Раковым больным и в будни нерадостно, в воскресенье и того хуже! Белые халаты сбегают, больных не осматривают, в воскресенье всюду царствует рак. Всех охватывает оцепенение, страдание растворяется в тишине, время тянется. Очень мрачно, особенно зимой, когда даже утром темно.

Из окна я вижу заброшенную стройку. Она похожа на мою жизнь. Никакого развития. Экскаваторы замерли, краны парализованы, грузовики неподвижны. Строительный подрядчик сбежал. Дух этого предприятия сломила близость рака. Это болото медленно затягивает меня, как будто оно воплощает бесконечную крестную муку, вечное испытание. Поникшие краны и самосвалы, землекопы, оставшиеся без работы «по техническим причинам», замерзшие кучи песка – в Вильжюифе даже стройке плохо.

По воскресеньям исчезает и без того малый смысл жизни. На всех этажах царят боль и оцепенение послеоперационных больных. Двое спрашивают у медсестры расписание богослужений. Я пристраиваюсь к ним: я готова расстаться со своим «королевством», мне необходимо чем-то себя занять. Сколько времени я не была в церкви?

Калеки входят в часовню, волоча за собой капельницы с лекарствами; справа от приемной я останавливаюсь, «…и Господь даст благо, и земля наша даст плод свой; правда пойдет пред Ним и поставит на путь стопы свои»[11],– поет лысый ребенок в микрофон. Мод, должно быть, составляла такого типа заклинания в Шапель-Кадо.

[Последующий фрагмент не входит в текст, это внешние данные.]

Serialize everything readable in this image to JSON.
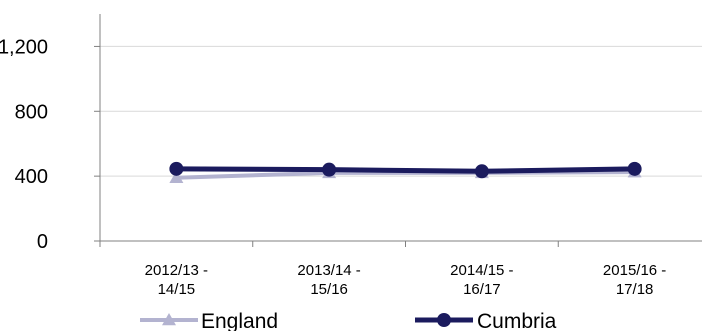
{
  "chart_data": {
    "type": "line",
    "title": "",
    "xlabel": "",
    "ylabel": "",
    "categories": [
      [
        "2012/13 -",
        "14/15"
      ],
      [
        "2013/14 -",
        "15/16"
      ],
      [
        "2014/15 -",
        "16/17"
      ],
      [
        "2015/16 -",
        "17/18"
      ]
    ],
    "ylim": [
      0,
      1400
    ],
    "yticks": [
      0,
      400,
      800,
      1200
    ],
    "ytick_labels": [
      "0",
      "400",
      "800",
      "1,200"
    ],
    "grid": true,
    "legend_position": "bottom",
    "series": [
      {
        "name": "England",
        "values": [
          390,
          420,
          420,
          425
        ],
        "color": "#b3b3d0",
        "marker": "triangle"
      },
      {
        "name": "Cumbria",
        "values": [
          445,
          440,
          430,
          445
        ],
        "color": "#1b1b5e",
        "marker": "circle"
      }
    ]
  }
}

Над алтарем возвышается крест; мне хватает и моего собственного. Святая вода не для ведьм. Облаченный в белую ризу священник оборачивается в мою сторону.

Я ухожу.

19 января (вечер)

Франк! Ты ничего не прощал. «Око за око», – задумчиво бормотал ты, встречая имя врага в рубрике некрологов. Секс, деньги и жажда мести – вот что движет людьми, любовь же существует только у Пруста и Эдит Пиаф. «Смешные заблуждения, чувства! Дешевые сладости, воздушные замки для простаков! Главное – это деньги, а остальное – ничтожно», – повторял ты.

Моя безнадежность походила на твою. Пустота, вечный вопрос «зачем», нехватка идеалов – нам все с тобой опостылело, в этом наша схожесть.

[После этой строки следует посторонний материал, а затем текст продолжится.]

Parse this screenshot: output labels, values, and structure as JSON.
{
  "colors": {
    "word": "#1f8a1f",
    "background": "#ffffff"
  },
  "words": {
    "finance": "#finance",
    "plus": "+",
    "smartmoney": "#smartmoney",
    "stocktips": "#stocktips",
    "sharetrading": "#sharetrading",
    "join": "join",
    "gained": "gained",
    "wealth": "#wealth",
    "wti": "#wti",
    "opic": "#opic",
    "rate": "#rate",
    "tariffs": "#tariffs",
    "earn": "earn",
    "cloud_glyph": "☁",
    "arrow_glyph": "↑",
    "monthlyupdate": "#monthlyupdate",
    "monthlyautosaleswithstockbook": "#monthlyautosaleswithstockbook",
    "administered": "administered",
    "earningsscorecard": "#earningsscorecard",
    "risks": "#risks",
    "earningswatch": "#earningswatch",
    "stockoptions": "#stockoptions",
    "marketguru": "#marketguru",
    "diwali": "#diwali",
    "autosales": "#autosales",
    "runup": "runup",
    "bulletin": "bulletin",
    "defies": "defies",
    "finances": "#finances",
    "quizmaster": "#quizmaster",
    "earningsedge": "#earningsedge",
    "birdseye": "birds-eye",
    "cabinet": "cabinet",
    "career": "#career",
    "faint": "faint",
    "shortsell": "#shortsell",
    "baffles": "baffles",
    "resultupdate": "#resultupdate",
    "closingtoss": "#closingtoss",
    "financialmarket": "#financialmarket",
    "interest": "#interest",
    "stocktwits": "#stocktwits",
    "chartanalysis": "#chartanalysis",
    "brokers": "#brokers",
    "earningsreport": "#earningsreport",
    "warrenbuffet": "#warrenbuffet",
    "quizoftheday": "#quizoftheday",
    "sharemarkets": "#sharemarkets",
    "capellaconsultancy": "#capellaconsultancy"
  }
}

20 января (наконец-то понедельник!)

Беготня в коридоре, смех медсестер, стук их каблучков: больные раком отбрасывали ночь, как детский страх. Каждый понедельник с семи утра открывались двери, скрипели тележки, кругом был гвалт и всеобщий аппетит.

Матроны ставили поднос на кровать, царила суматоха первой подачи. «Чай или кофе?» – предлагали разносчицы с половником в руке. Я завидовала их восточному взгляду и упругим попкам. Подносы были единственной радостью за весь день. На кроватях больных, отправлявшихся в блок или возвращавшихся с химиотерапии, висели таблички «Не кормить», тележки с едой проезжали мимо.

На прикроватной тумбочке, как реликвии, хранятся розы Крестного, телеграмма Антуана, письмо Бертрана, два сладких мандарина от Веры, засахаренный миндаль от Иветты (со времен розового периода). В то утро я включила радио. Как ветер с моря, по комнате полетели сплетни о далекой жизни. Я хрустела сухариками, новости шли своим чередом, рак мог подождать.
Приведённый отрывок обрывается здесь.